Hires ‘hearing officers’ at $25 per hour
Platte County officials indicate they are expecting a large number of taxpayers to appeal the values that have been placed on their properties by the county assessor this year.
With that in mind, the Platte County Commission is contracting with a number of folks who will be paid $25 per hour to serve as “hearing officers” to assist in tax appeal hearings held by the Platte County Board of Equalization.
The board of equalization (BOE) performs state-mandated functions relating to the review and equalization of property tax assessments, including the judging of tax appeals. Current members of the board of equalization, who are appointed by the county commission, are Marlin Cone, Don Hoy and Lee Ann Fadler.
This is a reassessment year in Missouri, and the real estate market is hot in Platte County and corresponding home values have been on the rise, which could mean a lot of residential tax appeals.
On the commercial side, Ron Schieber, presiding county commissioner, indicated this week county commissioners believe that commercial property values have taken a hit due to COVID, as many businesses have had employees working from home instead of inside the commercial property.

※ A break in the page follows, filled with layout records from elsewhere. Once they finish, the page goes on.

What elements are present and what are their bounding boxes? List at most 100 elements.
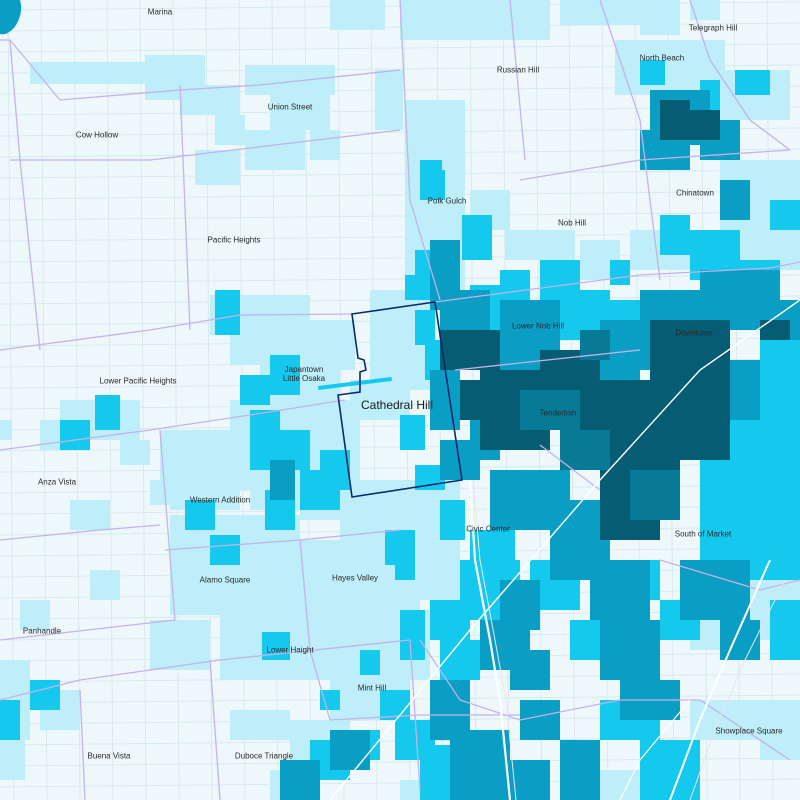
choropleth-block xyxy=(505,230,575,260)
choropleth-block xyxy=(240,375,270,405)
choropleth-block xyxy=(510,650,550,690)
label-marina: Marina xyxy=(147,7,173,17)
label-lower-pacific-heights: Lower Pacific Heights xyxy=(99,376,177,386)
neighborhood-boundary xyxy=(509,0,526,161)
label-russian-hill: Russian Hill xyxy=(496,65,540,75)
neighborhood-boundary xyxy=(0,399,346,451)
freeway-line xyxy=(689,579,786,800)
choropleth-block xyxy=(700,400,730,460)
water-features xyxy=(0,0,22,35)
neighborhood-boundary xyxy=(659,559,761,591)
choropleth-block xyxy=(660,100,690,140)
choropleth-block xyxy=(150,620,210,670)
choropleth-block xyxy=(440,330,500,370)
choropleth-block xyxy=(120,440,150,465)
street-line xyxy=(0,169,800,179)
choropleth-block xyxy=(280,760,320,800)
neighborhood-boundary xyxy=(329,714,520,721)
choropleth-block xyxy=(415,310,435,345)
label-alamo-square: Alamo Square xyxy=(199,575,251,585)
cathedral-hill-boundary[interactable] xyxy=(337,301,463,498)
neighborhood-boundary xyxy=(299,539,331,721)
choropleth-block xyxy=(520,700,560,740)
label-downtown: Downtown xyxy=(675,328,713,338)
choropleth-block xyxy=(245,130,305,170)
choropleth-block xyxy=(360,650,380,675)
label-cow-hollow: Cow Hollow xyxy=(75,130,119,140)
choropleth-block xyxy=(185,500,215,530)
water-streak xyxy=(318,376,392,390)
neighborhood-boundary xyxy=(454,349,641,371)
choropleth-block xyxy=(70,500,110,530)
choropleth-block xyxy=(320,690,340,710)
choropleth-block xyxy=(300,470,340,510)
choropleth-block xyxy=(720,180,750,220)
choropleth-block xyxy=(600,620,660,680)
neighborhood-boundary xyxy=(0,524,161,541)
freeway-line xyxy=(669,559,771,800)
choropleth-block xyxy=(735,70,770,95)
choropleth-block xyxy=(30,62,160,84)
neighborhood-boundary xyxy=(519,149,791,181)
choropleth-block xyxy=(690,110,720,140)
choropleth-block xyxy=(230,710,290,740)
choropleth-block xyxy=(640,60,665,85)
choropleth-block xyxy=(640,0,680,35)
choropleth-block xyxy=(440,640,480,680)
choropleth-block xyxy=(770,200,800,230)
choropleth-block xyxy=(690,0,720,20)
choropleth-block xyxy=(610,260,630,285)
choropleth-block xyxy=(375,70,403,130)
choropleth-block xyxy=(520,390,580,430)
choropleth-block xyxy=(660,215,690,255)
choropleth-block xyxy=(30,680,60,710)
choropleth-block xyxy=(430,370,460,430)
label-telegraph-hill: Telegraph Hill xyxy=(688,23,738,33)
label-hayes-valley: Hayes Valley xyxy=(331,573,379,583)
freeway-line xyxy=(329,299,800,800)
choropleth-block xyxy=(0,420,12,440)
freeway-line xyxy=(468,479,512,800)
choropleth-block xyxy=(215,115,245,145)
choropleth-block xyxy=(650,320,730,400)
label-mint-hill: Mint Hill xyxy=(357,683,387,693)
choropleth-block xyxy=(395,555,415,580)
choropleth-block xyxy=(270,460,295,500)
choropleth-block xyxy=(420,170,445,200)
choropleth-block xyxy=(330,0,385,30)
label-north-beach: North Beach xyxy=(639,53,685,63)
choropleth-block xyxy=(440,500,465,540)
choropleth-block xyxy=(90,570,120,600)
choropleth-block xyxy=(400,415,425,450)
choropleth-block xyxy=(760,320,790,340)
street-line xyxy=(0,190,800,200)
choropleth-block xyxy=(640,740,700,800)
choropleth-block xyxy=(95,395,120,430)
neighborhood-boundary xyxy=(79,689,86,800)
freeway-line xyxy=(472,479,517,800)
choropleth-block xyxy=(400,0,550,40)
label-cathedral-hill: Cathedral Hill xyxy=(360,398,434,413)
choropleth-block xyxy=(770,600,800,660)
label-nob-hill: Nob Hill xyxy=(557,218,587,228)
freeway-line xyxy=(619,699,691,800)
choropleth-block xyxy=(195,150,240,185)
choropleth-block xyxy=(760,700,800,760)
label-south-of-market: South of Market xyxy=(674,529,732,539)
choropleth-block xyxy=(210,535,240,565)
choropleth-block xyxy=(0,740,25,780)
choropleth-block xyxy=(270,70,330,130)
label-japantown: Japantown Little Osaka xyxy=(282,364,326,383)
label-chinatown: Chinatown xyxy=(676,188,714,198)
label-polk-gulch: Polk Gulch xyxy=(427,196,467,206)
street-line xyxy=(0,274,800,284)
label-pacific-heights: Pacific Heights xyxy=(207,235,261,245)
bay-water-area xyxy=(0,0,22,35)
choropleth-block xyxy=(215,290,240,335)
choropleth-block xyxy=(590,560,650,620)
label-lower-haight: Lower Haight xyxy=(266,645,314,655)
choropleth-block xyxy=(560,430,610,470)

As a result, county commissioners seem to be thinking a lot of commercial property owners will be appealing their property value assessments.
Some real estate analysts recently told The Landmark that they don’t necessarily agree that commercial property values have taken a dive. Two real estate analysts speaking on Landmark Live recently indicated to the newspaper they have not seen commercial property sales prices take a hit over the past year.
At any rate, the extra help for the board of equalization will come in the form of the hearing officers contracted by the county commission. The $25 per hour paid to the officers–who will be independent contractors and not classified as employees of the county–could be paid for out of CARES funds if the service is performed by the end of June, county officials indicated.
If services are rendered after June, the county will look to cover the fees using money from the newest federal COVID aid, known as the American Rescue Plan by the Biden Administration.
“We anticipate using some of the CARES funds for this,” Schieber said at a meeting on Monday. Auditor Kevin Robinson then clarified that CARES expenses would have to be incurred prior to the end of June.
Schieber then said the county would hope to use American Rescue Plan funds for the hearing officer expenses incurred after June.
The contracts with the hearing officers indicates the contracts will terminate on July 31, 2021. Compensation is at $25 per hour and the contractors shall sign and submit a weekly time sheet as a billing statement for actual services rendered.
The contractor “understands and agrees that exact days and hours of work may vary based upon the number of appeals filed by taxpayers and that the county does not commit provide compensation for any minimum number of hours.”
Per the contracts, the contractors shall assist the board of equalization and will:
.Attend training sessions as scheduled.
.Hear evidence and make recommendations to the board regarding appeals of the assessment of property value by the assessor.
.Prepare written recommendations, findings, summaries or similar documents when requested by te board and in such format as the board may request.
.Advise taxpayer of the contractor’s proposed recommendation to the board and advise taxpayer of the right to appeal to the board.
.Provide such other services as the board shall request consistent with the contractor’s skill training and experience.
So far, the county has contracts with six hearing officers. County officials indicated Monday “there may be a few more down the road.”
The hearing officers whose contract were okayed at Monday’s meeting are Bette Henderson, John Younghanz, Scott Bredeson, John F. Smith, Richard J. Garvey, and Karin R. Lynch-Meyer.